I have been in many exercises where A-10s destroyed entire US Army Battalions. And as a result, the US Army adjusted assessment protocols.
Thing is, simulations are just that—simulations. They are not real-world. They are only as accurate as the modeling and programming allows, and for the longest time we had no real-world experience upon which to program (80’s for example), therefore results were heavily skewed.
After initial simulation runs, programming is adjusted using human factors analyses (a dose of ‘get real, common-sense’ thought) to to get a realistic assessment that reflected the best balance between real-world knowledge and experience with simulation programming. But what if you have no relevant and/or recent real-world data? We assume worst case.
Programming is based on a superhuman capable enemy. See modeling and simulation results before Gulf War I. In that simulation the Iraqi Air Force with “top” russian aircraft and SAMs kicked butt—simulation said 80 US aircraft would be downed (we lost 14), and simulation said we would have up to 30,000 US KIAs (we have 113).
These simulation numbers and stats showing spectacular Iraqi results were just that, simulations.
“These simulation numbers and stats showing spectacular Iraqi results were just that, simulations.”

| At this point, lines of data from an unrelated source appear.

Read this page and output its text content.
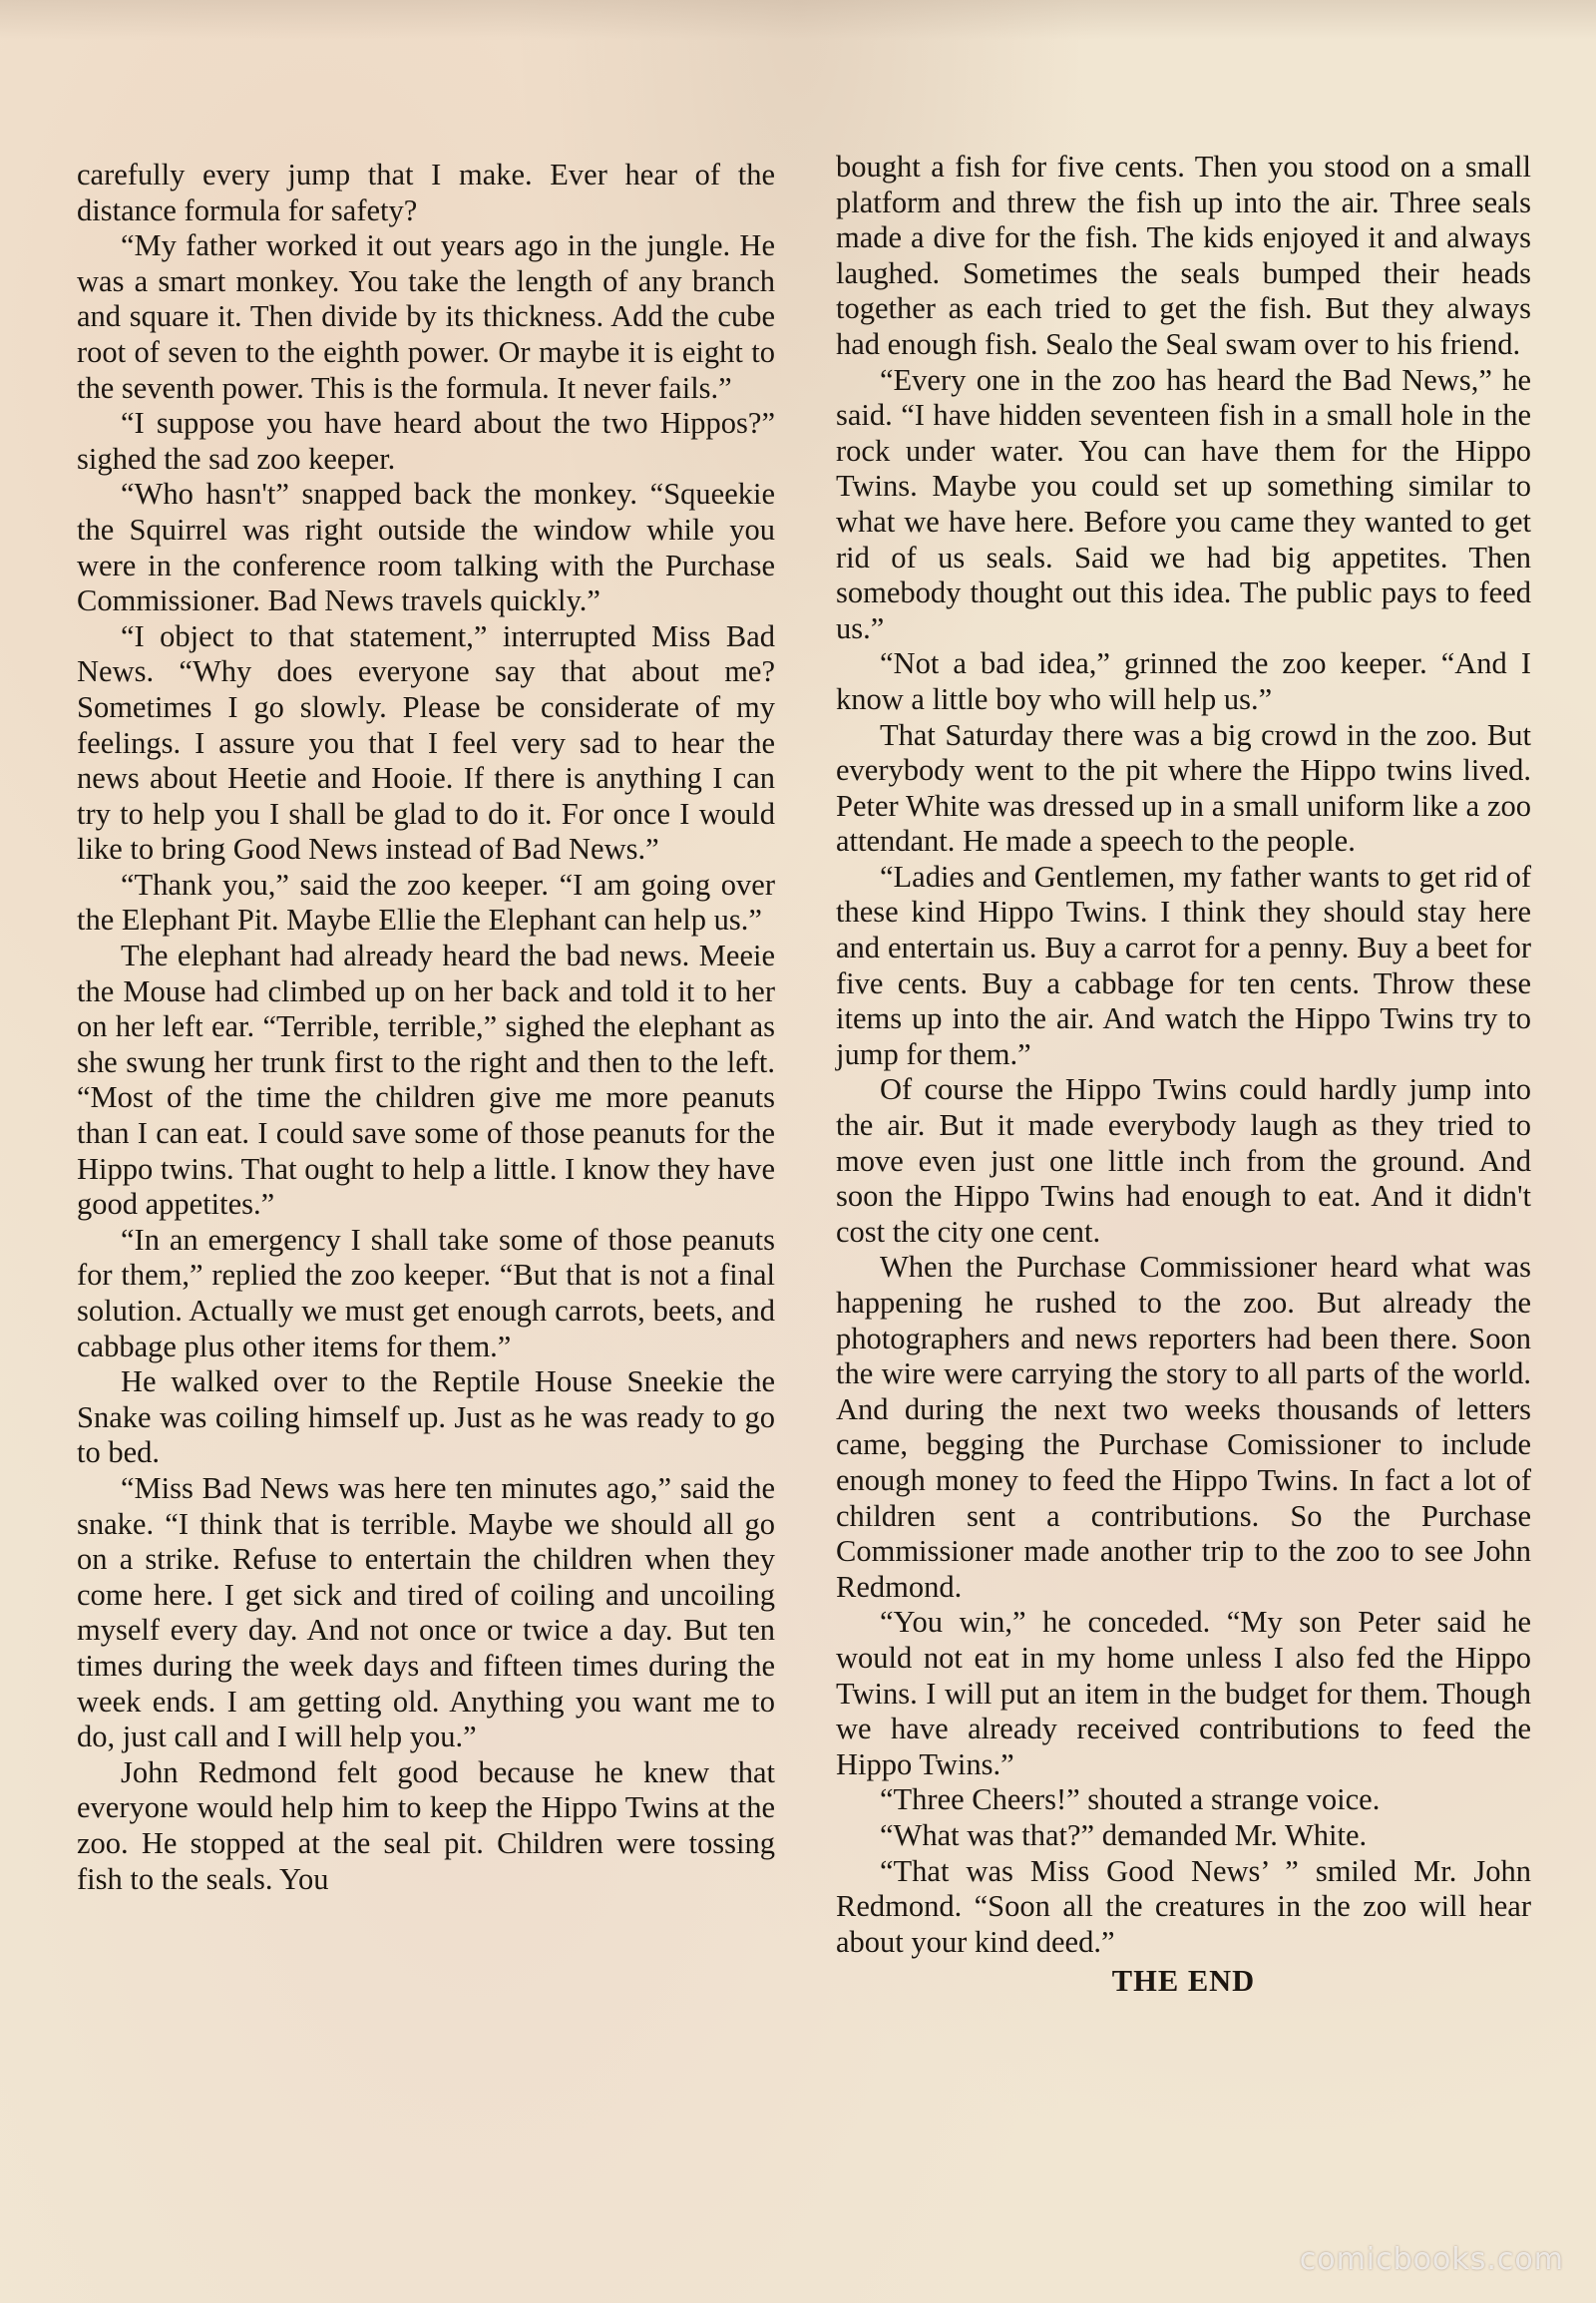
carefully every jump that I make. Ever hear of the distance formula for safety?

“My father worked it out years ago in the jungle. He was a smart monkey. You take the length of any branch and square it. Then divide by its thickness. Add the cube root of seven to the eighth power. Or maybe it is eight to the seventh power. This is the formula. It never fails.”

“I suppose you have heard about the two Hippos?” sighed the sad zoo keeper.

“Who hasn't” snapped back the monkey. “Squeekie the Squirrel was right outside the window while you were in the conference room talking with the Purchase Commissioner. Bad News travels quickly.”

“I object to that statement,” interrupted Miss Bad News. “Why does everyone say that about me? Sometimes I go slowly. Please be considerate of my feelings. I assure you that I feel very sad to hear the news about Heetie and Hooie. If there is anything I can try to help you I shall be glad to do it. For once I would like to bring Good News instead of Bad News.”

“Thank you,” said the zoo keeper. “I am going over the Elephant Pit. Maybe Ellie the Elephant can help us.”

The elephant had already heard the bad news. Meeie the Mouse had climbed up on her back and told it to her on her left ear. “Terrible, terrible,” sighed the elephant as she swung her trunk first to the right and then to the left. “Most of the time the children give me more peanuts than I can eat. I could save some of those peanuts for the Hippo twins. That ought to help a little. I know they have good appetites.”

“In an emergency I shall take some of those peanuts for them,” replied the zoo keeper. “But that is not a final solution. Actually we must get enough carrots, beets, and cabbage plus other items for them.”

He walked over to the Reptile House Sneekie the Snake was coiling himself up. Just as he was ready to go to bed.

“Miss Bad News was here ten minutes ago,” said the snake. “I think that is terrible. Maybe we should all go on a strike. Refuse to entertain the children when they come here. I get sick and tired of coiling and uncoiling myself every day. And not once or twice a day. But ten times during the week days and fifteen times during the week ends. I am getting old. Anything you want me to do, just call and I will help you.”

John Redmond felt good because he knew that everyone would help him to keep the Hippo Twins at the zoo. He stopped at the seal pit. Children were tossing fish to the seals. You

bought a fish for five cents. Then you stood on a small platform and threw the fish up into the air. Three seals made a dive for the fish. The kids enjoyed it and always laughed. Sometimes the seals bumped their heads together as each tried to get the fish. But they always had enough fish. Sealo the Seal swam over to his friend.

“Every one in the zoo has heard the Bad News,” he said. “I have hidden seventeen fish in a small hole in the rock under water. You can have them for the Hippo Twins. Maybe you could set up something similar to what we have here. Before you came they wanted to get rid of us seals. Said we had big appetites. Then somebody thought out this idea. The public pays to feed us.”

“Not a bad idea,” grinned the zoo keeper. “And I know a little boy who will help us.”

That Saturday there was a big crowd in the zoo. But everybody went to the pit where the Hippo twins lived. Peter White was dressed up in a small uniform like a zoo attendant. He made a speech to the people.

“Ladies and Gentlemen, my father wants to get rid of these kind Hippo Twins. I think they should stay here and entertain us. Buy a carrot for a penny. Buy a beet for five cents. Buy a cabbage for ten cents. Throw these items up into the air. And watch the Hippo Twins try to jump for them.”

Of course the Hippo Twins could hardly jump into the air. But it made everybody laugh as they tried to move even just one little inch from the ground. And soon the Hippo Twins had enough to eat. And it didn't cost the city one cent.

When the Purchase Commissioner heard what was happening he rushed to the zoo. But already the photographers and news reporters had been there. Soon the wire were carrying the story to all parts of the world. And during the next two weeks thousands of letters came, begging the Purchase Comissioner to include enough money to feed the Hippo Twins. In fact a lot of children sent a contributions. So the Purchase Commissioner made another trip to the zoo to see John Redmond.

“You win,” he conceded. “My son Peter said he would not eat in my home unless I also fed the Hippo Twins. I will put an item in the budget for them. Though we have already received contributions to feed the Hippo Twins.”

“Three Cheers!” shouted a strange voice.

“What was that?” demanded Mr. White.

“That was Miss Good News’ ” smiled Mr. John Redmond. “Soon all the creatures in the zoo will hear about your kind deed.”

THE END
comicbooks.com
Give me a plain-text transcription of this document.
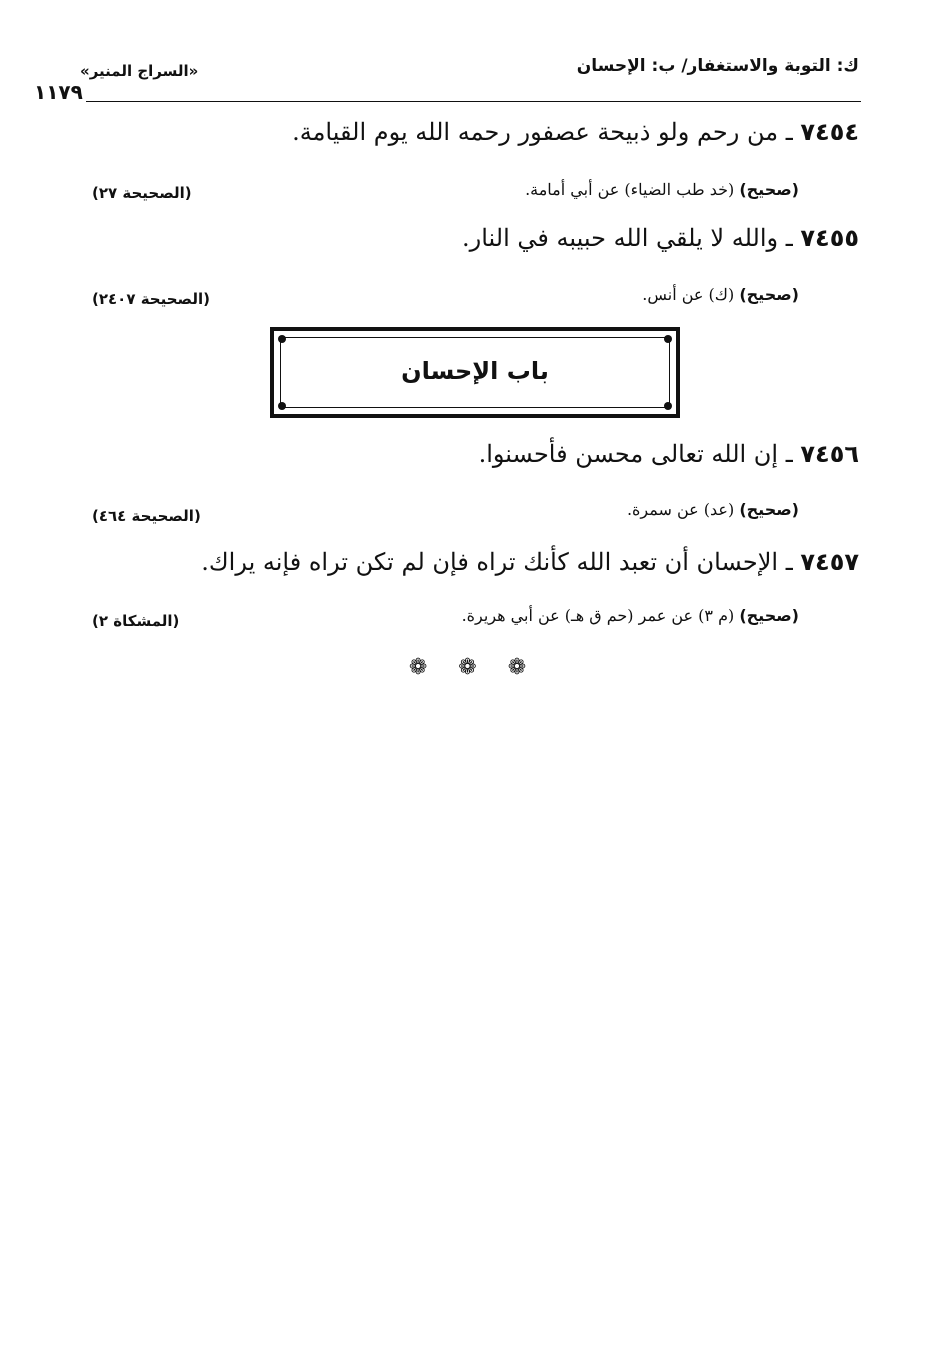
ك: التوبة والاستغفار/ ب: الإحسان
«السراج المنير»
١١٧٩
٧٤٥٤ ـ من رحم ولو ذبيحة عصفور رحمه الله يوم القيامة.
(صحيح) (خد طب الضياء) عن أبي أمامة.
(الصحيحة ٢٧)
٧٤٥٥ ـ والله لا يلقي الله حبيبه في النار.
(صحيح) (ك) عن أنس.
(الصحيحة ٢٤٠٧)
باب الإحسان
٧٤٥٦ ـ إن الله تعالى محسن فأحسنوا.
(صحيح) (عد) عن سمرة.
(الصحيحة ٤٦٤)
٧٤٥٧ ـ الإحسان أن تعبد الله كأنك تراه فإن لم تكن تراه فإنه يراك.
(صحيح) (م ٣) عن عمر (حم ق هـ) عن أبي هريرة.
(المشكاة ٢)
❁ ❁ ❁
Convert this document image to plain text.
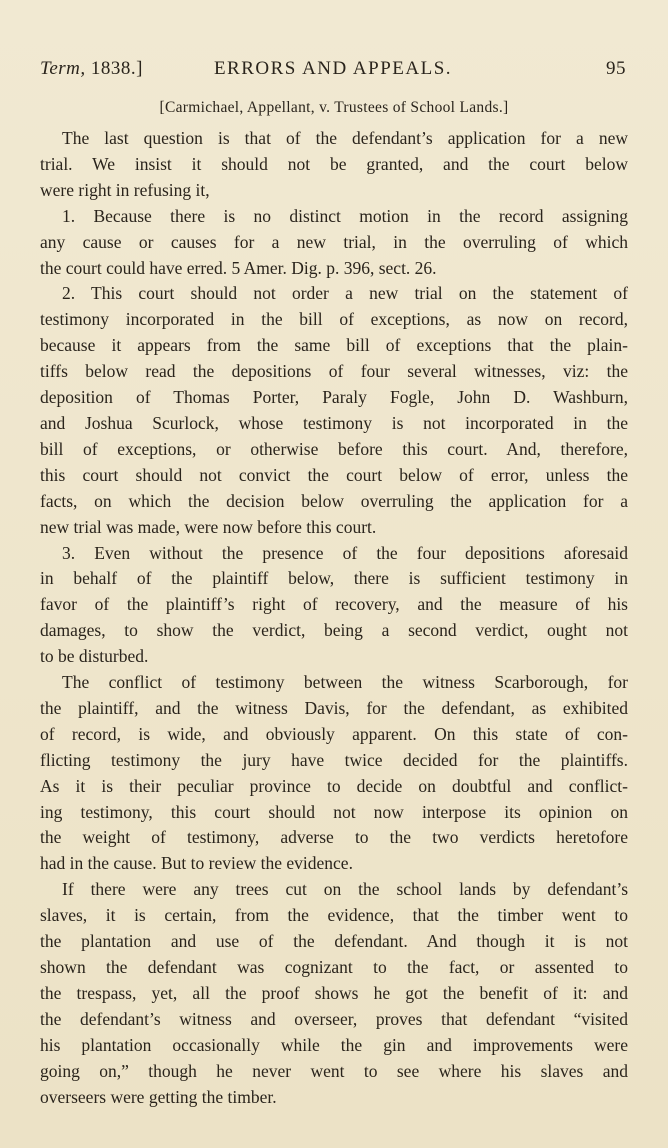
Term, 1838.]	ERRORS AND APPEALS.	95
[Carmichael, Appellant, v. Trustees of School Lands.]
The last question is that of the defendant’s application for a new
trial. We insist it should not be granted, and the court below
were right in refusing it,
1. Because there is no distinct motion in the record assigning
any cause or causes for a new trial, in the overruling of which
the court could have erred. 5 Amer. Dig. p. 396, sect. 26.
2. This court should not order a new trial on the statement of
testimony incorporated in the bill of exceptions, as now on record,
because it appears from the same bill of exceptions that the plain-
tiffs below read the depositions of four several witnesses, viz: the
deposition of Thomas Porter, Paraly Fogle, John D. Washburn,
and Joshua Scurlock, whose testimony is not incorporated in the
bill of exceptions, or otherwise before this court. And, therefore,
this court should not convict the court below of error, unless the
facts, on which the decision below overruling the application for a
new trial was made, were now before this court.
3. Even without the presence of the four depositions aforesaid
in behalf of the plaintiff below, there is sufficient testimony in
favor of the plaintiff’s right of recovery, and the measure of his
damages, to show the verdict, being a second verdict, ought not
to be disturbed.
The conflict of testimony between the witness Scarborough, for
the plaintiff, and the witness Davis, for the defendant, as exhibited
of record, is wide, and obviously apparent. On this state of con-
flicting testimony the jury have twice decided for the plaintiffs.
As it is their peculiar province to decide on doubtful and conflict-
ing testimony, this court should not now interpose its opinion on
the weight of testimony, adverse to the two verdicts heretofore
had in the cause. But to review the evidence.
If there were any trees cut on the school lands by defendant’s
slaves, it is certain, from the evidence, that the timber went to
the plantation and use of the defendant. And though it is not
shown the defendant was cognizant to the fact, or assented to
the trespass, yet, all the proof shows he got the benefit of it: and
the defendant’s witness and overseer, proves that defendant “visited
his plantation occasionally while the gin and improvements were
going on,” though he never went to see where his slaves and
overseers were getting the timber.
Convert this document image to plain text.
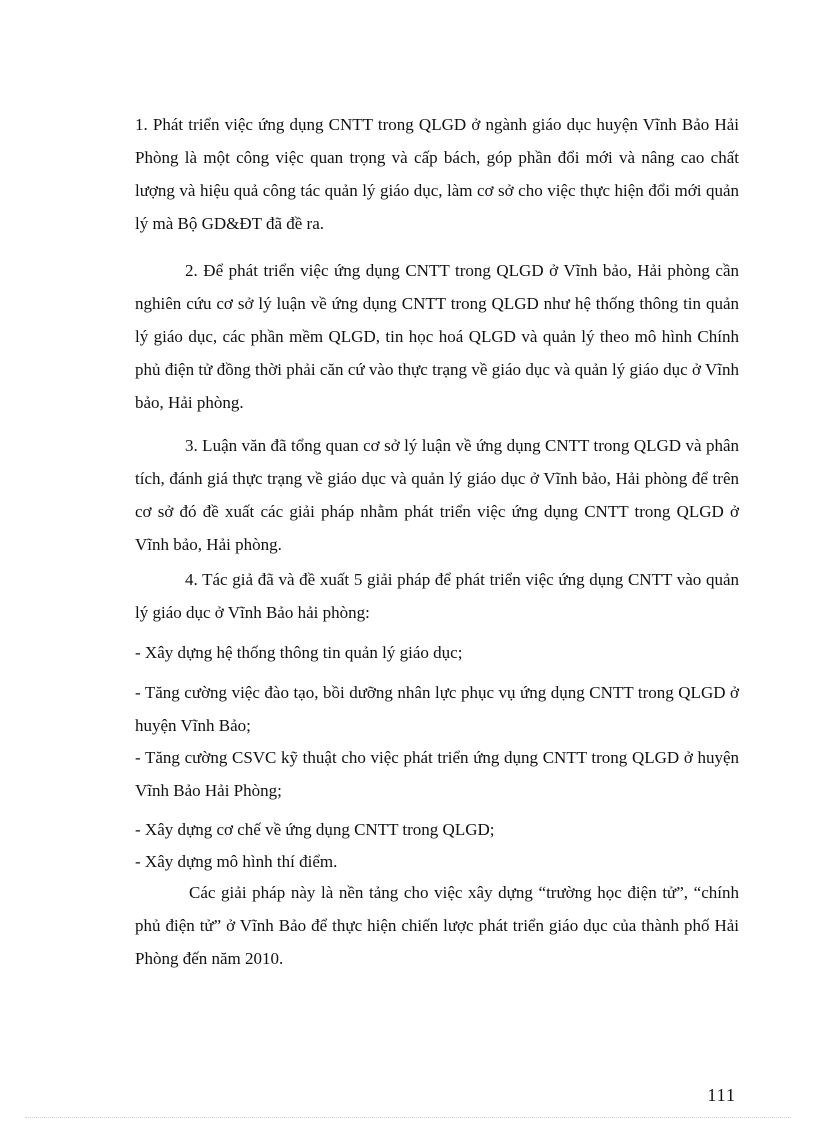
1. Phát triển việc ứng dụng CNTT trong QLGD ở ngành giáo dục huyện Vĩnh Bảo Hải Phòng là một công việc quan trọng và cấp bách, góp phần đổi mới và nâng cao chất lượng và hiệu quả công tác quản lý giáo dục, làm cơ sở cho việc thực hiện đổi mới quản lý mà Bộ GD&ĐT đã đề ra.

2. Để phát triển việc ứng dụng CNTT trong QLGD ở Vĩnh bảo, Hải phòng cần nghiên cứu cơ sở lý luận về ứng dụng CNTT trong QLGD như hệ thống thông tin quản lý giáo dục, các phần mềm QLGD, tin học hoá QLGD và quản lý theo mô hình Chính phủ điện tử đồng thời phải căn cứ vào thực trạng về giáo dục và quản lý giáo dục ở Vĩnh bảo, Hải phòng.

3. Luận văn đã tổng quan cơ sở lý luận về ứng dụng CNTT trong QLGD và phân tích, đánh giá thực trạng về giáo dục và quản lý giáo dục ở Vĩnh bảo, Hải phòng để trên cơ sở đó đề xuất các giải pháp nhằm phát triển việc ứng dụng CNTT trong QLGD ở Vĩnh bảo, Hải phòng.

4. Tác giả đã và đề xuất 5 giải pháp để phát triển việc ứng dụng CNTT vào quản lý giáo dục ở Vĩnh Bảo hải phòng:

- Xây dựng hệ thống thông tin quản lý giáo dục;

- Tăng cường việc đào tạo, bồi dưỡng nhân lực phục vụ ứng dụng CNTT trong QLGD ở huyện Vĩnh Bảo;

- Tăng cường CSVC kỹ thuật cho việc phát triển ứng dụng CNTT trong QLGD ở huyện Vĩnh Bảo Hải Phòng;

- Xây dựng cơ chế về ứng dụng CNTT trong QLGD;

- Xây dựng mô hình thí điểm.

Các giải pháp này là nền tảng cho việc xây dựng “trường học điện tử”, “chính phủ điện tử” ở Vĩnh Bảo để thực hiện chiến lược phát triển giáo dục của thành phố Hải Phòng đến năm 2010.

111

I appreciate your response. I remember reading the (public) simulation reports on Iraq 1. I suspect that Saddam had frightened his generals into hunkering down and just trying to personally survive. I understand that Saddam, a man with no military experience, took personal control. I suspect that if the Iraqi’s had a single Rommel in command of significant forces the results might have been the same but the body and machine count would most likely have been higher. If I recall, the team who played the Iraqi’s used far better tactics than Saddam.
I’ve run military equipment tests in private industry and had a manager put his thumb so heavily on the scales for a particular result that I suspect all simulations and tests. One boss said, “Failure is just not an option. Make it pass.” I listen to the navy guys complain about their admiral and I suspect the same sort of thing.